Director and VFX artist Magali Barbe’s Strange Beasts is a bite-sized bit of twisted genre fiction that would make Charlie Brooker blush. Like the best episodes of the Channel 4/Netflix show, Barbe crafts a tale that combines day-after-tomorrow technology with dark and satirical themes. Told in “mockumentary” form with a glossy commercial sensibility, the film depicts a new augmented reality game that allows the user to create and grow your own pet. But, as the tagline suggests, how far are people willing to go to live in a fantasy environment of their own creation?
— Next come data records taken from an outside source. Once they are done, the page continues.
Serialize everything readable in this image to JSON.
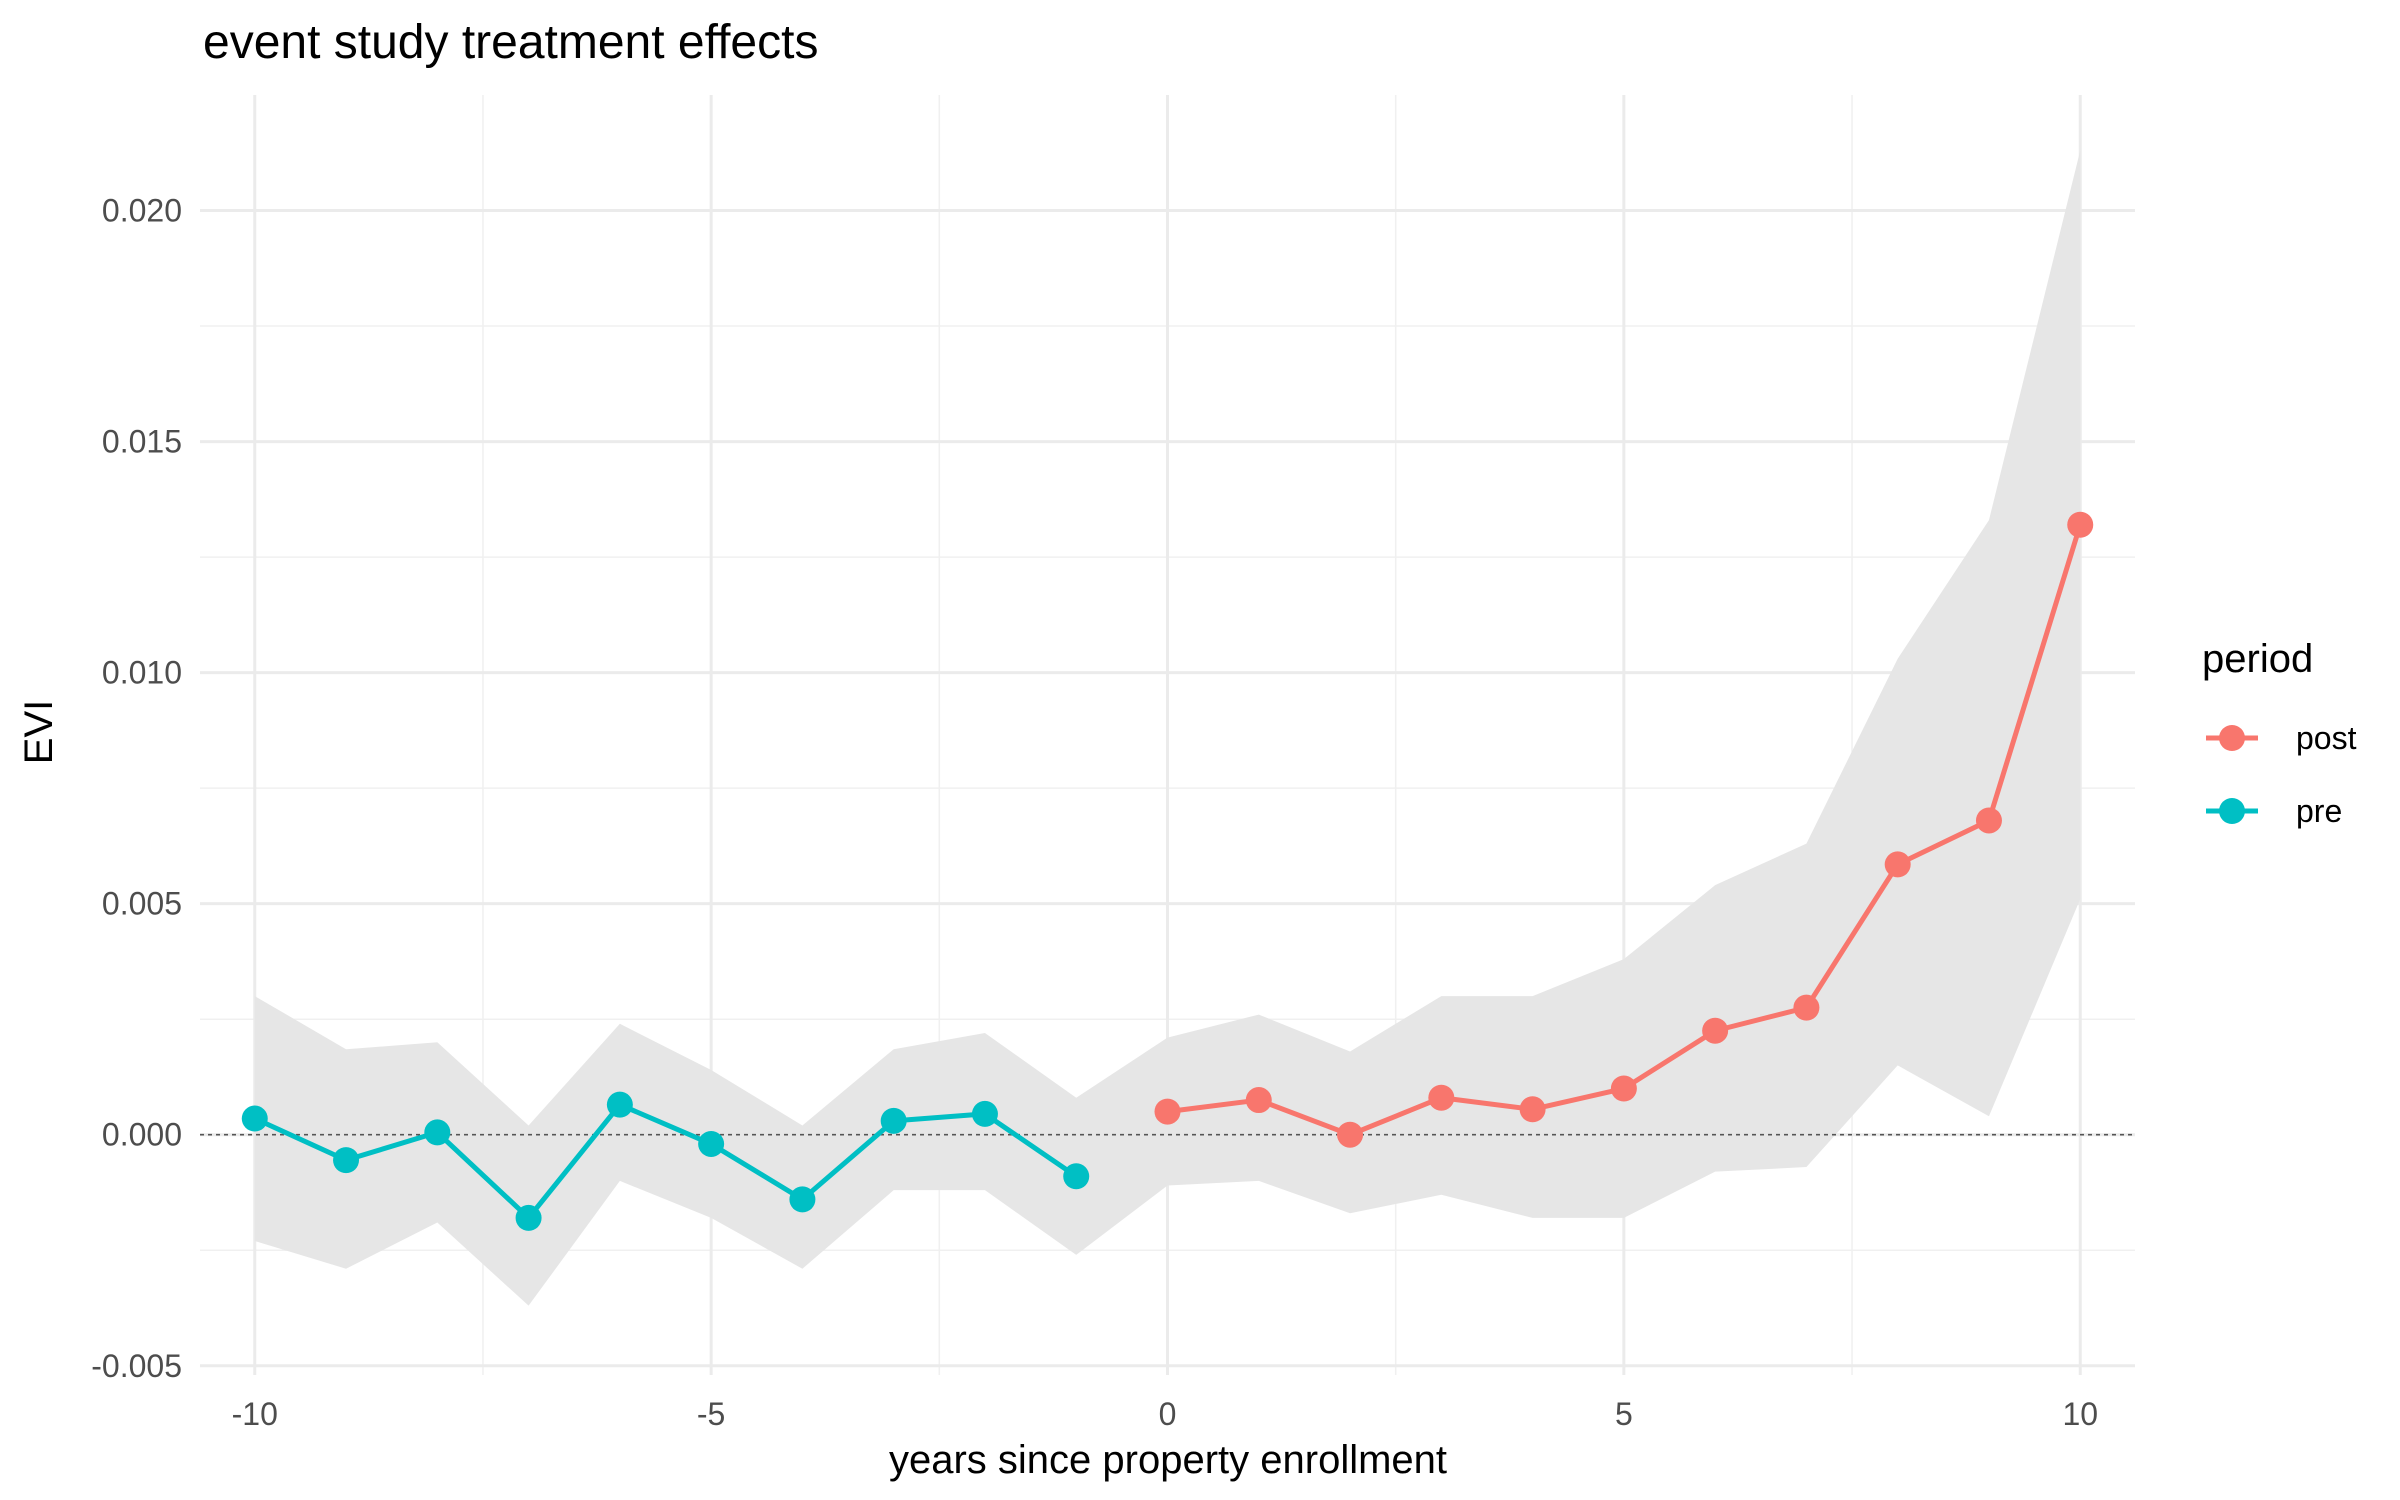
{
  "chart_data": {
    "type": "line",
    "title": "event study treatment effects",
    "xlabel": "years since property enrollment",
    "ylabel": "EVI",
    "xlim": [
      -10.6,
      10.6
    ],
    "ylim": [
      -0.0052,
      0.0225
    ],
    "x_ticks": [
      -10,
      -5,
      0,
      5,
      10
    ],
    "x_tick_labels": [
      "-10",
      "-5",
      "0",
      "5",
      "10"
    ],
    "y_ticks": [
      -0.005,
      0.0,
      0.005,
      0.01,
      0.015,
      0.02
    ],
    "y_tick_labels": [
      "-0.005",
      "0.000",
      "0.005",
      "0.010",
      "0.015",
      "0.020"
    ],
    "grid": true,
    "reference_line": 0.0,
    "legend": {
      "title": "period",
      "position": "right",
      "entries": [
        {
          "label": "post",
          "color": "#F8766D"
        },
        {
          "label": "pre",
          "color": "#00BFC4"
        }
      ]
    },
    "confidence_band": {
      "color": "#e6e6e6",
      "x": [
        -10,
        -9,
        -8,
        -7,
        -6,
        -5,
        -4,
        -3,
        -2,
        -1,
        0,
        1,
        2,
        3,
        4,
        5,
        6,
        7,
        8,
        9,
        10
      ],
      "upper": [
        0.003,
        0.00185,
        0.002,
        0.0002,
        0.0024,
        0.0014,
        0.0002,
        0.00185,
        0.0022,
        0.0008,
        0.0021,
        0.0026,
        0.0018,
        0.003,
        0.003,
        0.0038,
        0.0054,
        0.0063,
        0.0103,
        0.0133,
        0.0213
      ],
      "lower": [
        -0.0023,
        -0.0029,
        -0.0019,
        -0.0037,
        -0.001,
        -0.0018,
        -0.0029,
        -0.0012,
        -0.0012,
        -0.0026,
        -0.0011,
        -0.001,
        -0.0017,
        -0.0013,
        -0.0018,
        -0.0018,
        -0.0008,
        -0.0007,
        0.0015,
        0.0004,
        0.0051
      ]
    },
    "series": [
      {
        "name": "pre",
        "color": "#00BFC4",
        "x": [
          -10,
          -9,
          -8,
          -7,
          -6,
          -5,
          -4,
          -3,
          -2,
          -1
        ],
        "values": [
          0.00035,
          -0.00055,
          5e-05,
          -0.0018,
          0.00065,
          -0.0002,
          -0.0014,
          0.0003,
          0.00045,
          -0.0009
        ]
      },
      {
        "name": "post",
        "color": "#F8766D",
        "x": [
          0,
          1,
          2,
          3,
          4,
          5,
          6,
          7,
          8,
          9,
          10
        ],
        "values": [
          0.0005,
          0.00075,
          0.0,
          0.0008,
          0.00055,
          0.001,
          0.00225,
          0.00275,
          0.00585,
          0.0068,
          0.0132
        ]
      }
    ]
  }
}
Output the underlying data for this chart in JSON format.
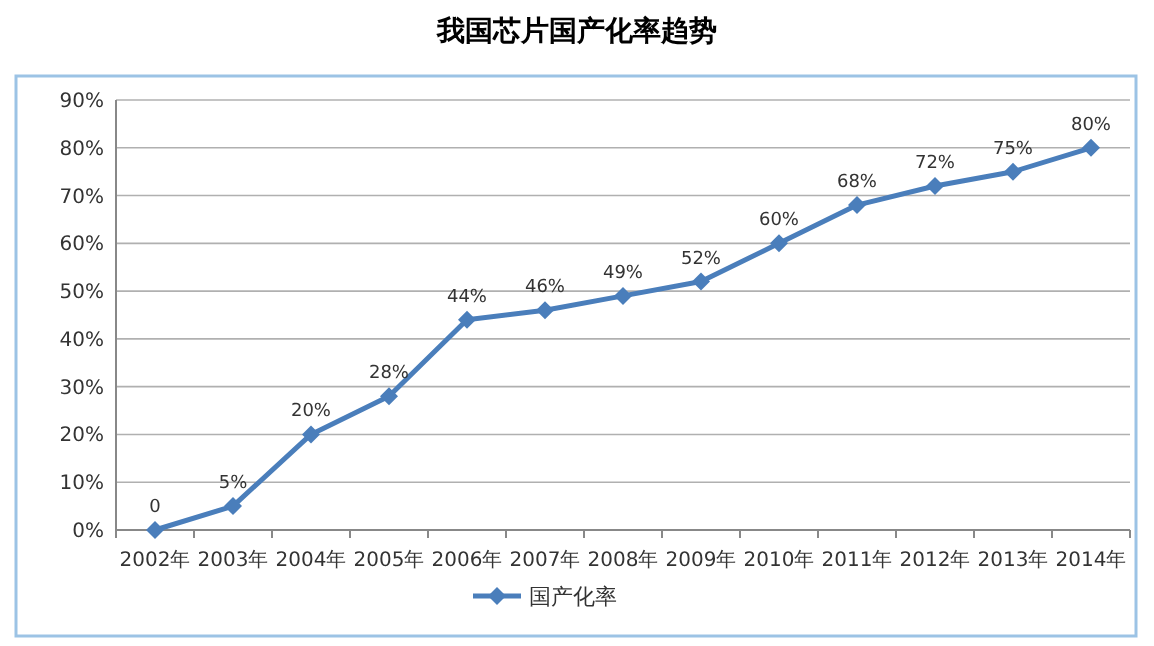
{
  "chart_data": {
    "type": "line",
    "title": "我国芯片国产化率趋势",
    "categories": [
      "2002年",
      "2003年",
      "2004年",
      "2005年",
      "2006年",
      "2007年",
      "2008年",
      "2009年",
      "2010年",
      "2011年",
      "2012年",
      "2013年",
      "2014年"
    ],
    "series": [
      {
        "name": "国产化率",
        "color": "#4a7ebb",
        "values": [
          0,
          5,
          20,
          28,
          44,
          46,
          49,
          52,
          60,
          68,
          72,
          75,
          80
        ],
        "value_labels": [
          "0",
          "5%",
          "20%",
          "28%",
          "44%",
          "46%",
          "49%",
          "52%",
          "60%",
          "68%",
          "72%",
          "75%",
          "80%"
        ]
      }
    ],
    "ylim": [
      0,
      90
    ],
    "yticks": [
      {
        "value": 0,
        "label": "0%"
      },
      {
        "value": 10,
        "label": "10%"
      },
      {
        "value": 20,
        "label": "20%"
      },
      {
        "value": 30,
        "label": "30%"
      },
      {
        "value": 40,
        "label": "40%"
      },
      {
        "value": 50,
        "label": "50%"
      },
      {
        "value": 60,
        "label": "60%"
      },
      {
        "value": 70,
        "label": "70%"
      },
      {
        "value": 80,
        "label": "80%"
      },
      {
        "value": 90,
        "label": "90%"
      }
    ],
    "grid": "y",
    "legend": "bottom",
    "marker": "diamond",
    "line_style": "solid"
  }
}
Barbe’s background as a VFX and pre-viz artist (this is her first live action short) are evident. The integration between the CG overlays and live action footage are well-designed and expertly composited. But, the true wonder here is how subtly and efficiently Barbe conveys her story. The world building is simple, yet effective. And, while the film’s brevity means that the plot itself isn’t particularly complex, it’s still surprising and visually imaginative. The final reveal really knocked me for a loop. Perhaps I’m somewhat of a daft screener, but I honestly didn’t see the end “punchline” coming. In turn, the film ends on an impactful, somewhat disturbing narrative exclamation point that is perfect for the short form.

For Barbe, the genesis of the idea sprung forth from her desire to make some sort of “hoax video.” Similar to another CG effects piece, The Centrifuge Brain Project, Strange Beasts does a really impressive job of straddling that “is this real or fake?” line (at least for the first few minutes). Combine this with Barbe’s interest in virtual and augmented reality and you have an entertaining VFX piece with just enough of a standalone narrative to give everything a sense of emotional weight.

Taking what she learned on this project, Barbe is currently working on a longer short film (around 20 minutes in length) that also explores science fiction ideas. She’s keeping mum on the actual pitch, but needless to say, we’re excited to see her continue to craft interesting short narratives that interweave solid performances and eye-catching visual-fx.